Es ging weiter durch Gräben und Priele, über einen alten teilweise zerstörten Deich hinweg, über ausgedehnte Wiesen, auf denen kein einziges Stück Vieh mehr graste. Schließlich kam die kleine Gruppe an einem Zaungatter an, von dem aus es auf einem befestigten Feldweg weiterging, bis in einiger Entfernung durch den leichten Bodennebel ausgedehnte Gebäudeanlagen schemenhaft zu erkennen waren. Ein großes Herrenhaus und rechts und links angrenzende Stallungen, Remisen und Lagerscheunen. Am Rande des Gebäudekomplexes war eine Dung- und Jauchegrube angelegt, deren strenger Geruch schon von weitem den Weg zu ihr wies. Nirgendwo brannte ein Licht oder eine Laterne. In diesen Kriegszeiten war es ratsam, auch auf dem Lande und gerade nahe am Wasser abends bei Zeiten die Lichter zu löschen. Sonst wäre jedes Gebäude auf dem flachen Lande schon von weitem zu sehen und konnte allzu leicht Ziel eines feindlichen Angriffes werden.

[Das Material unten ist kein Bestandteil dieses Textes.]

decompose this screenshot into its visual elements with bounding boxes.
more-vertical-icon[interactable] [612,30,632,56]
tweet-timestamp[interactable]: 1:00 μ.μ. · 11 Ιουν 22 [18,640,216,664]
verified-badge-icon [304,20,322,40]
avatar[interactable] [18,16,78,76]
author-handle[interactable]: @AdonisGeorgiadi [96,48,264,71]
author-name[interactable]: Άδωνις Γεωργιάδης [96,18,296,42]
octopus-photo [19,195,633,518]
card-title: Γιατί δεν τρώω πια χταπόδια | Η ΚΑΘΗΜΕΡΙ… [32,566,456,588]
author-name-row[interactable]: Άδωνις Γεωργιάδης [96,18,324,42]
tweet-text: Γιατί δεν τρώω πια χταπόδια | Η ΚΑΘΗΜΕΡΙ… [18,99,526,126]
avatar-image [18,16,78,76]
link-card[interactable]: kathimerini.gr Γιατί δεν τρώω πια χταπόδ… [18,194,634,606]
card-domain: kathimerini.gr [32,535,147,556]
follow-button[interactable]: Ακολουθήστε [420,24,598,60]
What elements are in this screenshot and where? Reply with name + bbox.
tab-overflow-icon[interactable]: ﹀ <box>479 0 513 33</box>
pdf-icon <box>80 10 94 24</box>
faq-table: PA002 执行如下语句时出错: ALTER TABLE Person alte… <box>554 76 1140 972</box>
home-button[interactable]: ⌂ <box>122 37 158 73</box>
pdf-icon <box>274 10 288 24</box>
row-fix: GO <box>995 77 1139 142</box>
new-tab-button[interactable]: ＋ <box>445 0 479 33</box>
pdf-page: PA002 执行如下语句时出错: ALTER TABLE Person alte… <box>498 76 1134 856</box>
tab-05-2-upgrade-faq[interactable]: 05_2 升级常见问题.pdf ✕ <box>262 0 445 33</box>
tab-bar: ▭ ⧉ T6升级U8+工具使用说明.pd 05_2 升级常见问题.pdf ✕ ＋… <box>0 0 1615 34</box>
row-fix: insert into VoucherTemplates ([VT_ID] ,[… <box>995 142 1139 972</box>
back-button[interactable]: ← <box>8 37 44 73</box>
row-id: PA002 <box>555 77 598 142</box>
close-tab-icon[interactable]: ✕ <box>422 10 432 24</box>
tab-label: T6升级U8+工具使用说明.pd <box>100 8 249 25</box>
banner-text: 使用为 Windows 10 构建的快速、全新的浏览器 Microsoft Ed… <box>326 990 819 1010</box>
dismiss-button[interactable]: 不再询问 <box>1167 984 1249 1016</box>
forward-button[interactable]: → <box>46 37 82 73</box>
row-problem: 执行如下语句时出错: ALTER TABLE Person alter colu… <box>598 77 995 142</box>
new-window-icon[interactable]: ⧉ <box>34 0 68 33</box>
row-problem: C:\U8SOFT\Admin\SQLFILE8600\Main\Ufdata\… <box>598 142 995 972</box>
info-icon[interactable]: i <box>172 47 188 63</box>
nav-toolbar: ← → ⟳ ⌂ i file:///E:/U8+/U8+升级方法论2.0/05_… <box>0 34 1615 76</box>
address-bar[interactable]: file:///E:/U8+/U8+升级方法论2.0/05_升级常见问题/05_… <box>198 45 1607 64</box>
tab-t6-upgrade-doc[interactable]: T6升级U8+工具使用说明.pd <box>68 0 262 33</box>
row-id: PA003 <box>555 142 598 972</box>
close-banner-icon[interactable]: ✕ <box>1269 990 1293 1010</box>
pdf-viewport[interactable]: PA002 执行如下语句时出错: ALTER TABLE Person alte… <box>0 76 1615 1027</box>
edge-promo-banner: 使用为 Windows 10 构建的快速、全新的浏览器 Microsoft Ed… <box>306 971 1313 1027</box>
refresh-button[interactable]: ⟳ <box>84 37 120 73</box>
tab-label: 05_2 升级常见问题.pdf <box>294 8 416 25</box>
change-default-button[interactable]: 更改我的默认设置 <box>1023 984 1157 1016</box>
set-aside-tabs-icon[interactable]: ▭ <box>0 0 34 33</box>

Die Grube, die im Schatten eines größeren Stallgebäudes lag, war beinahe leer. Aus dem Stall drang nur vereinzeltes Schnauben und Schmatzen von schlafendem Vieh.
Die Männer trugen die schwere Kiste eine Treppe hinab in die Grube. In einer Ecke, die durch eine kleine Umfriedung vom Rest des Jauchereservoirs abgetrennt war, gab es eine Vertiefung, in die ein Stahldeckel eingelassen war. Zwei der Matrosen hievten den wuchtigen Deckel an einer Seite hoch, während die anderen beiden und der Kapitän die Kiste in den darunter liegenden Verschlag schoben, der von innen mit dicken Eichenbohlen ausgekleidet war. Der Deckel wurde mit einem dumpfen Geräusch auf den Verschlag wieder aufgelegt. Es ließ sich nicht vermeiden, beim Zudecken des Versteckes etwas Lärm zu verursachen, da der wuchtige Deckel, der ebenfalls innen mit Eichenbohlen ausgekleidet war, leicht an die vier Zentner wog.
Die Männer stiegen wieder aus der Grube. Der Kapitän schaute sich sichernd nach allen Seiten um. Alles blieb still, nirgendwo rührte sich auch nur ein Schatten. Er griff nach einer Mistgabel und warf einige Fuder Mist aus einem zum Entladen bereitstehenden Mistwagen auf den Deckel des Versteckes. Als er fertig war, sah alles völlig normal aus: eine Dung- und Jauchegrube mit etwas Jauche darin und in einer Ecke ein kleiner Misthaufen.
Es war keine Stunde vergangen, als die kleine Gruppe von fünf Leuten wieder zurück war beim Rettungsboot, die Riemen eingelegt wurden und es rasch zurückging zu dem vor Anker liegenden Segler.